Veio à mente um conhecido samba de Jorge Aragão, aqui convocado como denúncia e memória: “Somos herança da memória, temos a cor da noite, filhos de todo açoite.” É como se cada palavra fosse martelada no corpo da cidade, lembrando que as marcas do passado ainda se prolongam no presente. A indiferença veste paletó, aperta botões, olha o relógio. Mas há quem carregue nos ombros dores comuns, invisíveis, que não cabem em estatísticas: o olhar atravessado, a exclusão sutil, a espera forçada.

Diferenças — elas existem, foram cultivadas com violência, justificadas em livros e pregadas em púlpitos. Mas não são naturais. Foram erguidas como muros, elevadores sociais, portas separadas. A dor é coletiva, mas também íntima: está no coração que se aperta diante de um “não é por aqui”, no corpo que se curva para caber num espaço que lhe negam.

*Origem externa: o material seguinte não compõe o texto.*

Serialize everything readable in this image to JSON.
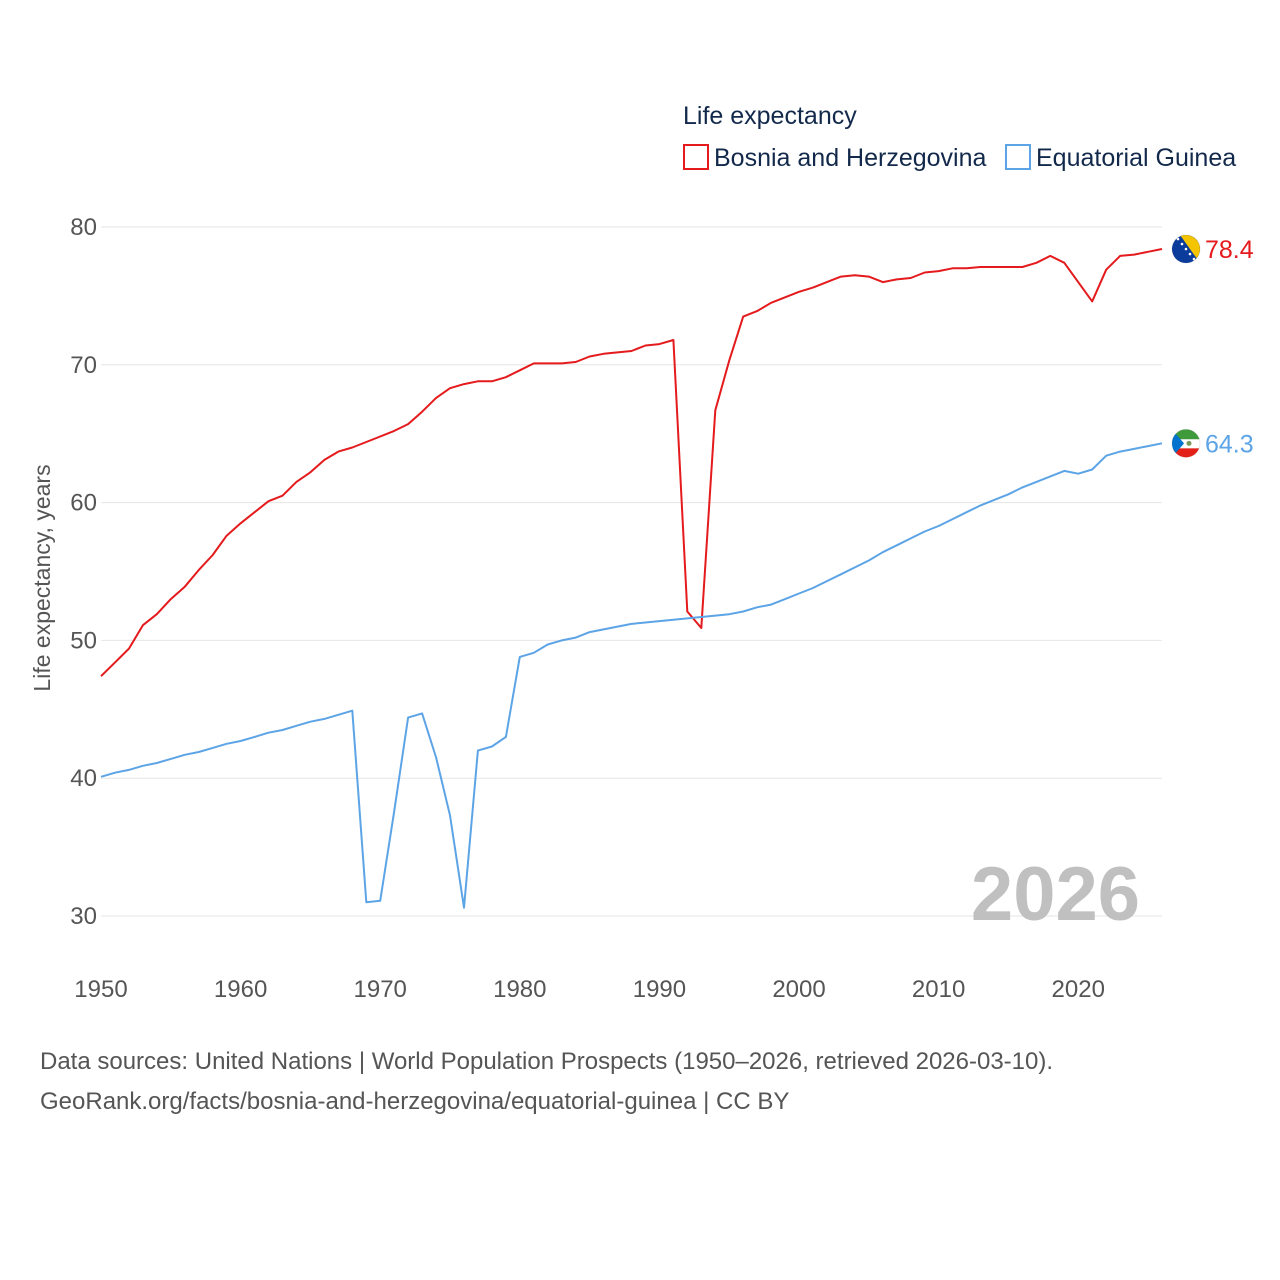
{
  "chart_data": {
    "type": "line",
    "legend_title": "Life expectancy",
    "ylabel": "Life expectancy, years",
    "xlabel": "",
    "year_stamp": "2026",
    "xlim": [
      1950,
      2026
    ],
    "ylim": [
      30,
      80
    ],
    "x_ticks": [
      "1950",
      "1960",
      "1970",
      "1980",
      "1990",
      "2000",
      "2010",
      "2020"
    ],
    "y_ticks": [
      "80",
      "70",
      "60",
      "50",
      "40",
      "30"
    ],
    "grid": true,
    "legend_position": "top-right",
    "x": [
      1950,
      1951,
      1952,
      1953,
      1954,
      1955,
      1956,
      1957,
      1958,
      1959,
      1960,
      1961,
      1962,
      1963,
      1964,
      1965,
      1966,
      1967,
      1968,
      1969,
      1970,
      1971,
      1972,
      1973,
      1974,
      1975,
      1976,
      1977,
      1978,
      1979,
      1980,
      1981,
      1982,
      1983,
      1984,
      1985,
      1986,
      1987,
      1988,
      1989,
      1990,
      1991,
      1992,
      1993,
      1994,
      1995,
      1996,
      1997,
      1998,
      1999,
      2000,
      2001,
      2002,
      2003,
      2004,
      2005,
      2006,
      2007,
      2008,
      2009,
      2010,
      2011,
      2012,
      2013,
      2014,
      2015,
      2016,
      2017,
      2018,
      2019,
      2020,
      2021,
      2022,
      2023,
      2024,
      2025,
      2026
    ],
    "series": [
      {
        "name": "Bosnia and Herzegovina",
        "color": "#e41a1c",
        "end_label": "78.4",
        "flag": "bosnia-and-herzegovina-flag",
        "values": [
          47.4,
          48.4,
          49.4,
          51.1,
          51.9,
          53.0,
          53.9,
          55.1,
          56.2,
          57.6,
          58.5,
          59.3,
          60.1,
          60.5,
          61.5,
          62.2,
          63.1,
          63.7,
          64.0,
          64.4,
          64.8,
          65.2,
          65.7,
          66.6,
          67.6,
          68.3,
          68.6,
          68.8,
          68.8,
          69.1,
          69.6,
          70.1,
          70.1,
          70.1,
          70.2,
          70.6,
          70.8,
          70.9,
          71.0,
          71.4,
          71.5,
          71.8,
          52.1,
          50.9,
          66.7,
          70.3,
          73.5,
          73.9,
          74.5,
          74.9,
          75.3,
          75.6,
          76.0,
          76.4,
          76.5,
          76.4,
          76.0,
          76.2,
          76.3,
          76.7,
          76.8,
          77.0,
          77.0,
          77.1,
          77.1,
          77.1,
          77.1,
          77.4,
          77.9,
          77.4,
          76.0,
          74.6,
          76.9,
          77.9,
          78.0,
          78.2,
          78.4
        ]
      },
      {
        "name": "Equatorial Guinea",
        "color": "#5ca4e6",
        "end_label": "64.3",
        "flag": "equatorial-guinea-flag",
        "values": [
          40.1,
          40.4,
          40.6,
          40.9,
          41.1,
          41.4,
          41.7,
          41.9,
          42.2,
          42.5,
          42.7,
          43.0,
          43.3,
          43.5,
          43.8,
          44.1,
          44.3,
          44.6,
          44.9,
          31.0,
          31.1,
          37.6,
          44.4,
          44.7,
          41.5,
          37.3,
          30.6,
          42.0,
          42.3,
          43.0,
          48.8,
          49.1,
          49.7,
          50.0,
          50.2,
          50.6,
          50.8,
          51.0,
          51.2,
          51.3,
          51.4,
          51.5,
          51.6,
          51.7,
          51.8,
          51.9,
          52.1,
          52.4,
          52.6,
          53.0,
          53.4,
          53.8,
          54.3,
          54.8,
          55.3,
          55.8,
          56.4,
          56.9,
          57.4,
          57.9,
          58.3,
          58.8,
          59.3,
          59.8,
          60.2,
          60.6,
          61.1,
          61.5,
          61.9,
          62.3,
          62.1,
          62.4,
          63.4,
          63.7,
          63.9,
          64.1,
          64.3
        ]
      }
    ]
  },
  "footer": {
    "sources": "Data sources: United Nations | World Population Prospects (1950–2026, retrieved 2026-03-10).",
    "attribution": "GeoRank.org/facts/bosnia-and-herzegovina/equatorial-guinea | CC BY"
  }
}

E, ainda assim, há resistência. Resistência que não se mede em músculos ou gritos, mas em passos firmes, em memórias preservadas, em vozes que se erguem no samba, no tambor, no canto das ruas. Resistência que nos lembra: “quem cede a vez não quer vitória.”

A crônica da vida brasileira é feita de exclusões, mas também de insistência. O açoite não apagou o riso. A humilhação não calou o canto. A noite, longe de ser escuridão, tornou-se cor — cor de identidade, de comunidade, de sobrevivência. Talvez seja isso que incomode tanto: a capacidade de existir apesar de tudo. De subir ao elevador social, mesmo quando querem empurrar para o de serviço. De afirmar: não nos ajuda, só nos faz sofrer, nem resgata nossa identidade.

O elevador, esse templo de desigualdade, pode até dividir. Mas há uma outra força que nos une, invisível aos que escolhem a indiferença: a memória que pulsa, a dor que se transforma em canto e a certeza de que, apesar de tudo, seguimos.

Nem a poesia pode remendar o estrago do preconceito, nem aliviar a ferida cruel do racismo. Que ela, ao menos, sirva para nos livrar dessa perversão e redescobrir que, na roda de samba da vida, somos apenas um entre outros. E, apenas isso.